Good luck and stay secure!


  1. cdman83

    Off topic question:

    Have you seen this yet?


    Kon-Boot "root a box" on the fly .. it’s a kind of magic ! - Security Database Tools Watch

    I learned about it from a tipster earlier this week and tested it on a lab-box. Worked to bypass the Windows profile without any issues.

    I'm not sure what is going on and if it is a Windows vulnerability or what.

    Useful as a sysadmin but disconcerting from a security standpoint.

    Would welcome your perspective if you have a chance.


    --Claus V.

  2. I couldn't find much detail on the site, but from the modus operandi and from the fact that it has "boot" in the name, I theorize that it is an other "bootkit".

    There are a couple of these proof-of-concepts out there (for example Vbootkit - and even some malware which uses this technique (here is a good technical description on one of them: and they all work in a similar fashion: they write themselves to the MBR to get control of the machine before the OS does and the "hook" the function which reads from the hard-disk and lie to the OS (when it tries to load its file, the bootkit includes some of its code in the loaded file, so that when the OS executes its components, the malicious code also gets executed).

    Currently the best defense against them is to use a drive encryption software which can co-operate with the TPM chipset (currently the only one I know of is the Vista BitLocker). Of course, you must take into account how this affects other IT procedures (like backups, re-imaging, data recovery, etc). An other low-level threat is the one of "BIOS rootkits", when the BIOS gets re-flashed with some malicious code. From what I know, these are only present in proof-of-concept forms and have not been actually used in malware, but it is something to consider. You can defend against them by setting the "write-protect" jumper on the motherboard. Unfortunately many of the newer systems don't have this jumper :-(.

  3. cdman83 - Thanks for the perspective and linkage.

    I've done some quick looks and this is awesome stuff.

    I'm going to be studying them for a while!

    We do use PGP WDE on our systems at work so the particulars of that process (PGP's own proprietary boot sector code) should prevent any access to the encrypted main Windows boot sector/kernel via a boot-disk hack like this one seems to use.

    I've tossed GMER and MBR.exe on a non PGP WDE system I tested the Kon-Boot program on and it doesn't find any mods to the MBR were done (to the degree that these latest version can detect it at least.

    Thanks a million for taking the time to indulge me on this question.


    --Claus V.

  4. It is my pleasure to provide quality security information. The most probable reason for GMER not finding the "bootkit" is because it doesn't try to hide. The one GMER has detection for tries to return the original MBR when you try to load it.
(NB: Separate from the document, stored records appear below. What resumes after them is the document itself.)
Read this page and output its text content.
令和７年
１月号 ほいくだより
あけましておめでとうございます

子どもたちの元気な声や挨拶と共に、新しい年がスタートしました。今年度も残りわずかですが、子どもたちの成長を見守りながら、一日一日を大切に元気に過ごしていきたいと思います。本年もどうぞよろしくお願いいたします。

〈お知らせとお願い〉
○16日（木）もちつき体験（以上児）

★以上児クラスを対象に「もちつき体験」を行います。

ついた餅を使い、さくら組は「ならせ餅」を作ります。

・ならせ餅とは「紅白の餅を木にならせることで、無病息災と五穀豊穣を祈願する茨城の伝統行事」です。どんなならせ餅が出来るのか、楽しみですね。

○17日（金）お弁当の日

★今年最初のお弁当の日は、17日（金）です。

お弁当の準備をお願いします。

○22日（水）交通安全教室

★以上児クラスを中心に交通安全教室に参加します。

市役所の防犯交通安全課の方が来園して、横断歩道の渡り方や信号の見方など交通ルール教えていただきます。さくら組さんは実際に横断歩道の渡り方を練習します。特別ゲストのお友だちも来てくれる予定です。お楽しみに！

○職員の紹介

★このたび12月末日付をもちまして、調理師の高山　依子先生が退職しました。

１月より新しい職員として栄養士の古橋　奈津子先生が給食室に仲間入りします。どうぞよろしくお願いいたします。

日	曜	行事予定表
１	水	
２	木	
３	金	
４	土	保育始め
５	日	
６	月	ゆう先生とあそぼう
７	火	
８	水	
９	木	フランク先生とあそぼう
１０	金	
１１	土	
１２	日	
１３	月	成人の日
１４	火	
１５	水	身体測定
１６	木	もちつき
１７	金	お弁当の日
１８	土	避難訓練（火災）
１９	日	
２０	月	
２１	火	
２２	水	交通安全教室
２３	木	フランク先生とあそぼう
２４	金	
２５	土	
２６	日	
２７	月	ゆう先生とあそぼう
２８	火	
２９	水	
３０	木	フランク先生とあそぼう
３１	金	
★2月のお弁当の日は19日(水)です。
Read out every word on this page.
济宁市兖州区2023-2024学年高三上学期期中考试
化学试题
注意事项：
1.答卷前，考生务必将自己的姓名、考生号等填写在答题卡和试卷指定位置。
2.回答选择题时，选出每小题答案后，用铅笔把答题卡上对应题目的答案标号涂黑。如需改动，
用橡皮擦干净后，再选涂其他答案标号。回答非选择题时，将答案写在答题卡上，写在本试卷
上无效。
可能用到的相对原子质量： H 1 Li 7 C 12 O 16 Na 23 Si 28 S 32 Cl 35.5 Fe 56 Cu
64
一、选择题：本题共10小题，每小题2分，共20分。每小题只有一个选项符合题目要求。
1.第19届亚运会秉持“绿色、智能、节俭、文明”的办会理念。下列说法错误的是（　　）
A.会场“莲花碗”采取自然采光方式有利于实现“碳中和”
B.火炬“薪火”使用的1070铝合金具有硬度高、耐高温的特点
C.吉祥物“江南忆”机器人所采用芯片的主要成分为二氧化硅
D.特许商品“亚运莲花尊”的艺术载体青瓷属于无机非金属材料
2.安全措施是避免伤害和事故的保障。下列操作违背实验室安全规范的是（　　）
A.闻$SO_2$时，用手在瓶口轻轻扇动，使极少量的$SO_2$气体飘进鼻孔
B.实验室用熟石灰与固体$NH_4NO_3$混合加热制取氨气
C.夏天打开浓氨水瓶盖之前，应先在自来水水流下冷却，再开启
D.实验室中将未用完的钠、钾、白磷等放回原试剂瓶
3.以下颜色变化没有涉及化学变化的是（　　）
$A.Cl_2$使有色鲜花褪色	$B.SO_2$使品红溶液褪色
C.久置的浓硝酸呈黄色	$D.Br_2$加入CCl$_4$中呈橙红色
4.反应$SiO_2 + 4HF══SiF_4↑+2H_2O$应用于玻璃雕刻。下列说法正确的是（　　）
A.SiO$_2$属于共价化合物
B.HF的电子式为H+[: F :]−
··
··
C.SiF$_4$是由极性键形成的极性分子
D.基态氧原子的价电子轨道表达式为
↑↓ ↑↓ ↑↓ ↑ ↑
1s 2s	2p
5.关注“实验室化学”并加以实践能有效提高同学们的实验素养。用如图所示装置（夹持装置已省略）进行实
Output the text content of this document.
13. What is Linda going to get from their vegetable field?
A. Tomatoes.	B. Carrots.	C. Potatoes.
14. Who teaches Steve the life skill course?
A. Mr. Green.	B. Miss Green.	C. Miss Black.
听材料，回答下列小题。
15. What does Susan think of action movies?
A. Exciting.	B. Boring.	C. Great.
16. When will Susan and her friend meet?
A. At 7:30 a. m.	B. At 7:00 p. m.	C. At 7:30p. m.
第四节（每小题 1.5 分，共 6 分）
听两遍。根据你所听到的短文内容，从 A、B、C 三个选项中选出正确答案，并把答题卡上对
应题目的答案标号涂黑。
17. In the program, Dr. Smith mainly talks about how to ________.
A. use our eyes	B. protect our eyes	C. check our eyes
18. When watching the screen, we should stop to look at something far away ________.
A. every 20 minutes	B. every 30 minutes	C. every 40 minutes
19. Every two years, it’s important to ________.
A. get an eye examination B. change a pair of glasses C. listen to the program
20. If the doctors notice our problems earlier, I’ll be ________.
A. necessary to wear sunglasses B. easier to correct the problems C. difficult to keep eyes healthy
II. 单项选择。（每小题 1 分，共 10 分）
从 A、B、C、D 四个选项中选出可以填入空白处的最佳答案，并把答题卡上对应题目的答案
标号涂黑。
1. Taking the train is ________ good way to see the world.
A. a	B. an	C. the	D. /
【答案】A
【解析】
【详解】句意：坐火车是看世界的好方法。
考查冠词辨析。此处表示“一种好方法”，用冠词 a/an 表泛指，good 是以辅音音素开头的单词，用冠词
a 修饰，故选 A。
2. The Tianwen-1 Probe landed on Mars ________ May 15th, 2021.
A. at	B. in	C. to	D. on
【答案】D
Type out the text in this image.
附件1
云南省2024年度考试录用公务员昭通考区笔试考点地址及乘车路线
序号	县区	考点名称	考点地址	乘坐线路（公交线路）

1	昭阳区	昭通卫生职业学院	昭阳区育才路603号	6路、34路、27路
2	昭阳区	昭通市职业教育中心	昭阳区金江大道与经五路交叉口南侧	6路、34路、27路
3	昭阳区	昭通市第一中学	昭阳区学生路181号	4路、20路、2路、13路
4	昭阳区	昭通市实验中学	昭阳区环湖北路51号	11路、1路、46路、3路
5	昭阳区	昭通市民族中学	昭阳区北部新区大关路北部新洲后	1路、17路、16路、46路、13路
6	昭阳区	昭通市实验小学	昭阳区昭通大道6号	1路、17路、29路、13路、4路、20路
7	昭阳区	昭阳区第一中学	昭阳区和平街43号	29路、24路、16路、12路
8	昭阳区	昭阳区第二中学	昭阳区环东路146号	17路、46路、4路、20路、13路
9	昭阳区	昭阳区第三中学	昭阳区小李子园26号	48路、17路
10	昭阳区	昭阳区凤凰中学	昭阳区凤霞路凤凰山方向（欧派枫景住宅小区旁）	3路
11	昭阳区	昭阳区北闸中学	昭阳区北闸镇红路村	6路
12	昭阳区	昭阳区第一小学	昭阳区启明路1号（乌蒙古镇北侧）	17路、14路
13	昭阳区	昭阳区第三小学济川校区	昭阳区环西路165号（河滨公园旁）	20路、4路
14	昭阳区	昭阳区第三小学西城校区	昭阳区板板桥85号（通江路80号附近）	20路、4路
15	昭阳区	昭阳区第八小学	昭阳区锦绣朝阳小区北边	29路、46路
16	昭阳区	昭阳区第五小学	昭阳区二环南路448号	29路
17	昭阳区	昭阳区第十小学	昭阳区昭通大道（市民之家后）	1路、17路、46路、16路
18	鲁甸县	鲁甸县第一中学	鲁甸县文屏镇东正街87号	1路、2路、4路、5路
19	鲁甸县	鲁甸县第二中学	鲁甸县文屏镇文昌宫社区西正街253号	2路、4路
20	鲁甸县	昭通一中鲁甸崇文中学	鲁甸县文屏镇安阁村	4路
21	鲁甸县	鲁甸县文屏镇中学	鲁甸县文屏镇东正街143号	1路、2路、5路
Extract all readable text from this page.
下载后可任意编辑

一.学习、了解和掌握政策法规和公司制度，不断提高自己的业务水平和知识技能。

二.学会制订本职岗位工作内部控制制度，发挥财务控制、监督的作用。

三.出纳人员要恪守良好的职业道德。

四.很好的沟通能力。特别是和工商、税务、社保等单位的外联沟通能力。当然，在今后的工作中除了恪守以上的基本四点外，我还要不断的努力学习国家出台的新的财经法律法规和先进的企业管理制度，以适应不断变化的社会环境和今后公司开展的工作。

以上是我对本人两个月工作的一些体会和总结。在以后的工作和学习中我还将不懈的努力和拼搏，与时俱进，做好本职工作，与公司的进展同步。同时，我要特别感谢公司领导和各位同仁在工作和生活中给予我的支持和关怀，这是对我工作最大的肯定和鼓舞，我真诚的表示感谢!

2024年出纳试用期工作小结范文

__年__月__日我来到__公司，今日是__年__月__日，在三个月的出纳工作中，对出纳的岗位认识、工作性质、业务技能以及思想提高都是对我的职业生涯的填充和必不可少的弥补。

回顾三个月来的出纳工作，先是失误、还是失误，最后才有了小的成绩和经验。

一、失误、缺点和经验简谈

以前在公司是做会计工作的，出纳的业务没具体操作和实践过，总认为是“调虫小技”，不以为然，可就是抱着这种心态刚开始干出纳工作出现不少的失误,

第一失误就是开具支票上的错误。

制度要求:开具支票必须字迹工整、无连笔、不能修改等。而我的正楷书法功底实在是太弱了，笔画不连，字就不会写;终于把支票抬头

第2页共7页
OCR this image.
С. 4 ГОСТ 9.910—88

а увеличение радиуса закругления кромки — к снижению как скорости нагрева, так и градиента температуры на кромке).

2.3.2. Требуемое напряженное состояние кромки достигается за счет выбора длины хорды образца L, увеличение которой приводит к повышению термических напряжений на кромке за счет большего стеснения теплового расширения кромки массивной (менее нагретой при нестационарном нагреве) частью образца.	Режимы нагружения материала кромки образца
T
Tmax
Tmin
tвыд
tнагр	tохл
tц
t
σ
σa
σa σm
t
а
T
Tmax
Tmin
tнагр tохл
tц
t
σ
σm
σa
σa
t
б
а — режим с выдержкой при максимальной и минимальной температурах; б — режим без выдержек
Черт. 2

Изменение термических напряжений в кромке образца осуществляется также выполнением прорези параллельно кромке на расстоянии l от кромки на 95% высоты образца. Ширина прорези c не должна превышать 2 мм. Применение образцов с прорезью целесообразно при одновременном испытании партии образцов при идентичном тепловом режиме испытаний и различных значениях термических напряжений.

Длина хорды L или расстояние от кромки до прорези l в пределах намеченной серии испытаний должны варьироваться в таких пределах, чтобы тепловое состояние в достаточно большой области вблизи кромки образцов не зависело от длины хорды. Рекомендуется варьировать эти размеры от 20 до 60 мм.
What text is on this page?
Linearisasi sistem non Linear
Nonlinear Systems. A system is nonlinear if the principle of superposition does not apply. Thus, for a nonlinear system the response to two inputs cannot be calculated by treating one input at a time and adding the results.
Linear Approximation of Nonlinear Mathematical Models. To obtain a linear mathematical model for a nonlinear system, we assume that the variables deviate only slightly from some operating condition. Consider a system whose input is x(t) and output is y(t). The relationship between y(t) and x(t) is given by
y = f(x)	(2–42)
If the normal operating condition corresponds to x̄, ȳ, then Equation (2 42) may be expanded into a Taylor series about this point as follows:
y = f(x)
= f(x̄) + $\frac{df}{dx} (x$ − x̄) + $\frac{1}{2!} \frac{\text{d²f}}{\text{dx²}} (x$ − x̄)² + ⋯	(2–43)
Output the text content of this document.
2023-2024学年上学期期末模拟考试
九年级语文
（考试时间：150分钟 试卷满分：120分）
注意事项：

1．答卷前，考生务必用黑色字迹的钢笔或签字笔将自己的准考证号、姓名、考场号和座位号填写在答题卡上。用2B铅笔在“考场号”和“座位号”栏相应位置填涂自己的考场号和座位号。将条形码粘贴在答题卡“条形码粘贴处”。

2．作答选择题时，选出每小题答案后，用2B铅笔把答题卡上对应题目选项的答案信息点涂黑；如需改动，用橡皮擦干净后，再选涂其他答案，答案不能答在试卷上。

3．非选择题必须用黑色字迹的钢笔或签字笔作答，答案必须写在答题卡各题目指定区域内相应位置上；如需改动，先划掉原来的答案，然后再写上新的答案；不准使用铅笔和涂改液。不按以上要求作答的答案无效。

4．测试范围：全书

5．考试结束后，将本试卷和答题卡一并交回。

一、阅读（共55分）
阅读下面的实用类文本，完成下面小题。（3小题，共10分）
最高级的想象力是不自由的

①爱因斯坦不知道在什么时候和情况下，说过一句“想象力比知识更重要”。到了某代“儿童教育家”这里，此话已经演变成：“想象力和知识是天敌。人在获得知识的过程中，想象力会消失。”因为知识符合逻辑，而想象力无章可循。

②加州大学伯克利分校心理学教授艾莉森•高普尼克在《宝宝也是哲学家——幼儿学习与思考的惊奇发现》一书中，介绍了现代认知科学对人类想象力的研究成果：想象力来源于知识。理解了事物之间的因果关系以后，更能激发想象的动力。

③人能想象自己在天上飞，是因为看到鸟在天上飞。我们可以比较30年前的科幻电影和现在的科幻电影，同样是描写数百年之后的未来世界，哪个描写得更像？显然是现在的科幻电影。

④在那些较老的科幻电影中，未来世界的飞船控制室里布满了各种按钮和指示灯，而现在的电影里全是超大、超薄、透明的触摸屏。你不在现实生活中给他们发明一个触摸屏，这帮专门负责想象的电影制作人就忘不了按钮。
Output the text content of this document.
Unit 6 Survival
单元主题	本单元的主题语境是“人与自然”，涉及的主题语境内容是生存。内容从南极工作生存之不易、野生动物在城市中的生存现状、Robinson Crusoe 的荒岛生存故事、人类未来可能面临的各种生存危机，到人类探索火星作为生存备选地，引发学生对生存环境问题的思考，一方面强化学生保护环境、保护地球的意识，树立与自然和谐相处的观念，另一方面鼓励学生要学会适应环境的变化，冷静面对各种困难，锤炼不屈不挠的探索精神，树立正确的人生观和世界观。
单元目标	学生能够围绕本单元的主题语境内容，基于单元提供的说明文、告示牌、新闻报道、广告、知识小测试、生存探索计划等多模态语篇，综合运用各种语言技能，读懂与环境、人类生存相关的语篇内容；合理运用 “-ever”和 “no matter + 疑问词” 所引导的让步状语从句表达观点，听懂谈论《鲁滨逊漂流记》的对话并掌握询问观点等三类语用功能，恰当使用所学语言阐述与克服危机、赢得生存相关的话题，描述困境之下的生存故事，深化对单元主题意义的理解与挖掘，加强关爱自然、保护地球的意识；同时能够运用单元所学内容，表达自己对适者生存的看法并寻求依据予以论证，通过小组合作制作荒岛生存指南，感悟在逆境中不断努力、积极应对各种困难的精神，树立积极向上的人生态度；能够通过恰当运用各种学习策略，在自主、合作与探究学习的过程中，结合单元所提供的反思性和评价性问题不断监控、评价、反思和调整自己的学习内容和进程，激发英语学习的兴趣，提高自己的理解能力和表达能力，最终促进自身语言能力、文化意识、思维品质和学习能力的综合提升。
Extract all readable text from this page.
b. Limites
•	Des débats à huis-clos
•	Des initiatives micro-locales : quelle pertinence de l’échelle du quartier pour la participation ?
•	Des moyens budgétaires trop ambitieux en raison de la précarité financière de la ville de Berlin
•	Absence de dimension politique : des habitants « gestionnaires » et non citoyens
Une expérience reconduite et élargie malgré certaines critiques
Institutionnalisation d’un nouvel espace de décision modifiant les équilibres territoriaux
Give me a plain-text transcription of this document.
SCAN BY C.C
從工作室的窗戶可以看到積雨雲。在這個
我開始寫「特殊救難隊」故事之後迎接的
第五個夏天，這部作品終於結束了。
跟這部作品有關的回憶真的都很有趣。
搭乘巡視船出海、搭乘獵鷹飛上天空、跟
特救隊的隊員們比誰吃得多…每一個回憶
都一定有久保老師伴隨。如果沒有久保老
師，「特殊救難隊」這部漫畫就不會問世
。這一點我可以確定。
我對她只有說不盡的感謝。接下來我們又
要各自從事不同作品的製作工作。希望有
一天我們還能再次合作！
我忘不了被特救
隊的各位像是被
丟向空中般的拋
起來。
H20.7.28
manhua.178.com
    As for PGP (or other full disk encryption products - like Truecrypt) protecting: unless they can use TPM to validate the MBR before executing it, they are bypassed, since the bootkits usually do it the following way:

    1. save the old MBR somewhere
    2. write themselves in the MBR
    3. now, when the system is booted, they hook the disk access and the start running the old MBR
    4. if this one was a full-disk encryption product, it will prompt the user for authentication and start decrypting the files

    While it is true that current bootkits only look at the bytes effectively read from the disk, and thus encryption will thwart them, they are still in control and nothing stops them from accessing the decrypted files in the memory and patch them. The only 100% sure way is to use TPM to validate the fact that the MBR hasn't changed before executing it.